Students on rotation here are also exposed to the VA’s robust telehealth program.
There are several modes of telehealth that have been incorporated in the pharmacy service here…
One example is the clinical video telehealth (CVT) program, where a clinical pharmacy specialist counsels patients remotely via a high-resolution video camera/monitor. Currently the CVT program is devoted to managing patients enrolled in the anticoagulation program at a clinic in Florence, Kentucky, which can accommodate up to 25 patient encounters a day. Another telehealth tool is secure messaging, where patients can send electronic messages to their primary care providers, nurses and/or pharmacists who help manage their medication therapies. This is part of an online tool for patients called MyHealtheVet, where patients can also access their medical records, manage appointments and request medication refills electronically.
There is also a "health buddy” system, in which devices such as blood pressure cuffs can be used at home. Data from these devices are electronically uploaded to the VA computer system where pharmacists can review a patient’s progress and then work with the patient to further adjust their medications.

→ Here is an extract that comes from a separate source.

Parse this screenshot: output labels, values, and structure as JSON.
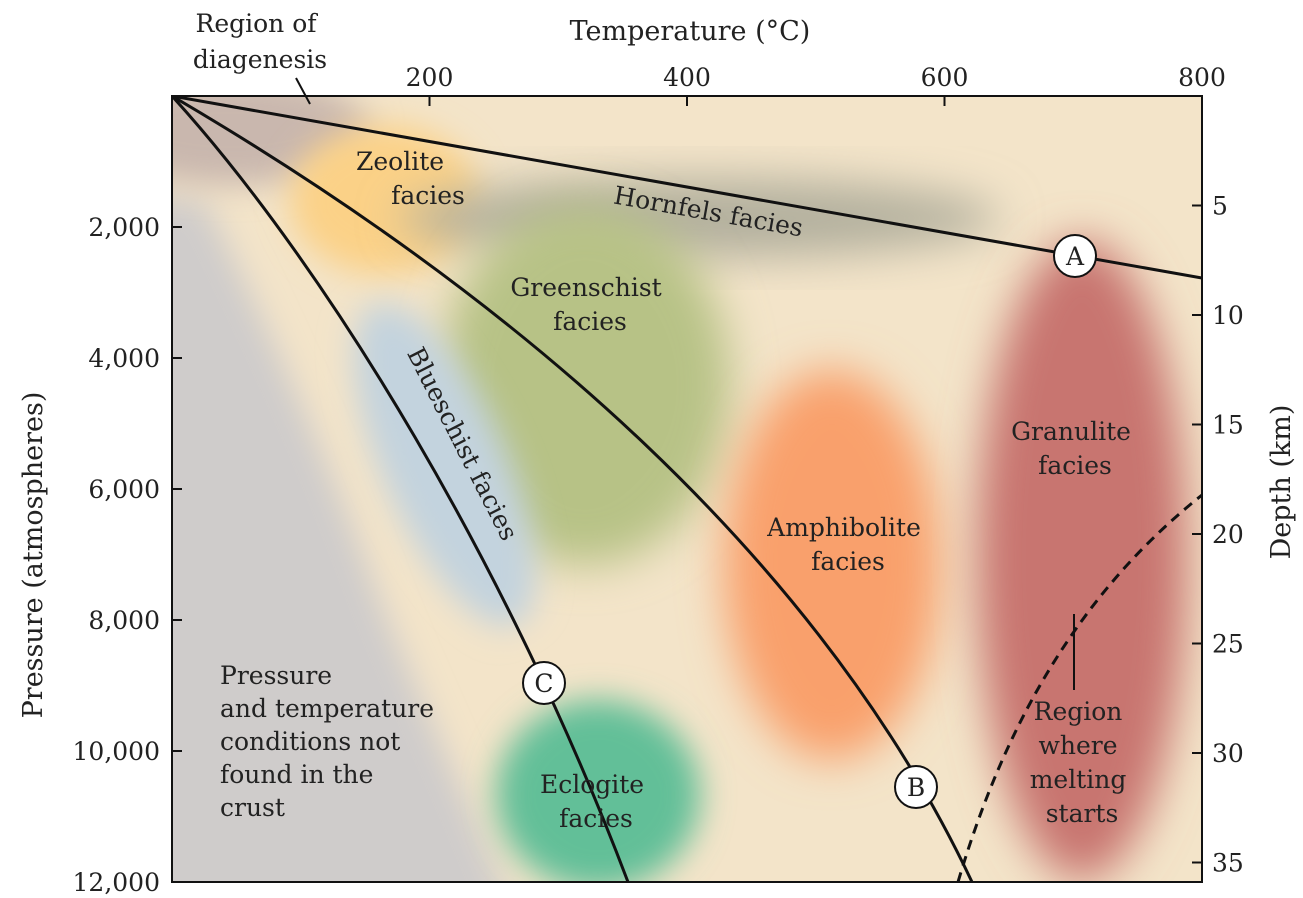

"There has been a significant push to expand our utilization of telehealth tools and services within the VA. We know these tools can empower patients and pharmacists alike by increasing our patients’ access to the care they need and allowing pharmacists to practice more effectively and efficiently,” says clinical pharmacy specialist Dan Knight, PharmD, a UC alum (’07) and preceptor.
Like all the preceptors on the VA pharmacy staff, Knight is also an adjunct assistant professor at the college and each spring semester he presents the benefits of choosing a rotation at the VA to third-year PharmD candidates.

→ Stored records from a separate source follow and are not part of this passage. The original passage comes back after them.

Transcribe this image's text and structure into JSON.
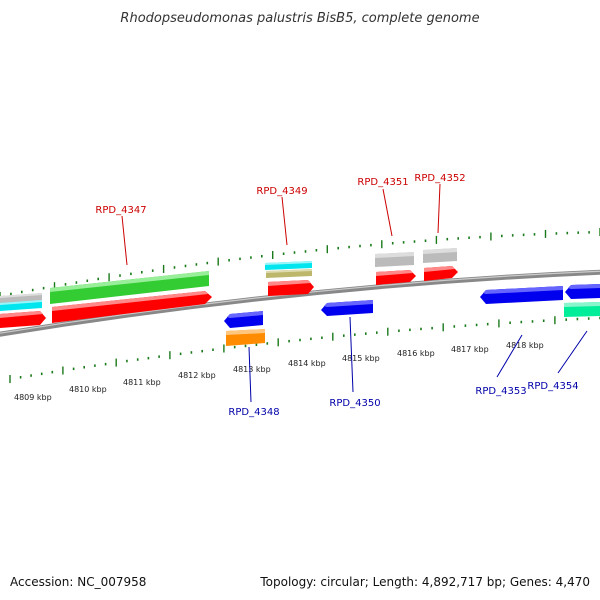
{
  "title": "Rhodopseudomonas palustris BisB5, complete genome",
  "footer": {
    "accession": "Accession: NC_007958",
    "summary": "Topology: circular; Length: 4,892,717 bp; Genes: 4,470"
  },
  "colors": {
    "forward_label": "#cc0000",
    "reverse_label": "#0000aa",
    "tick": "#1a7a1a",
    "backbone": "#888888"
  },
  "tick_labels": [
    "4809 kbp",
    "4810 kbp",
    "4811 kbp",
    "4812 kbp",
    "4813 kbp",
    "4814 kbp",
    "4815 kbp",
    "4816 kbp",
    "4817 kbp",
    "4818 kbp"
  ],
  "genes": [
    {
      "id": "RPD_4347",
      "strand": "+"
    },
    {
      "id": "RPD_4348",
      "strand": "-"
    },
    {
      "id": "RPD_4349",
      "strand": "+"
    },
    {
      "id": "RPD_4350",
      "strand": "-"
    },
    {
      "id": "RPD_4351",
      "strand": "+"
    },
    {
      "id": "RPD_4352",
      "strand": "+"
    },
    {
      "id": "RPD_4353",
      "strand": "-"
    },
    {
      "id": "RPD_4354",
      "strand": "-"
    }
  ]
}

"There is a connectedness that we feel here to help each other grow. It’s a mutual benefit to the students, the faculty and our faculty/staff,” says Knight.
Wells-Walker says that it was Knight’s impassioned description of the anticoagulation rotation (the management of blood thinning medications) that piqued her interest in signing up for her first rotation at the VA Medical Center.
"He said it’s a unique perspective on pharmacy practice to learn things above and beyond book work … and he’s right,” says Wells-Walker, pointing to the medication management counseling she conducts with patients on topics such as how changes in diet can influence anticoagulation outcomes: "I can see the excitement on a patient’s face when he is told to add another serving of the Brussels sprouts that he loves!”
The Cincinnati VA Medical Center consists of two divisions located in Cincinnati, Ohio, and Fort Thomas, Kentucky, and six community-based outpatient clinics, and provides services to 17 counties in Ohio, Kentucky and Indiana.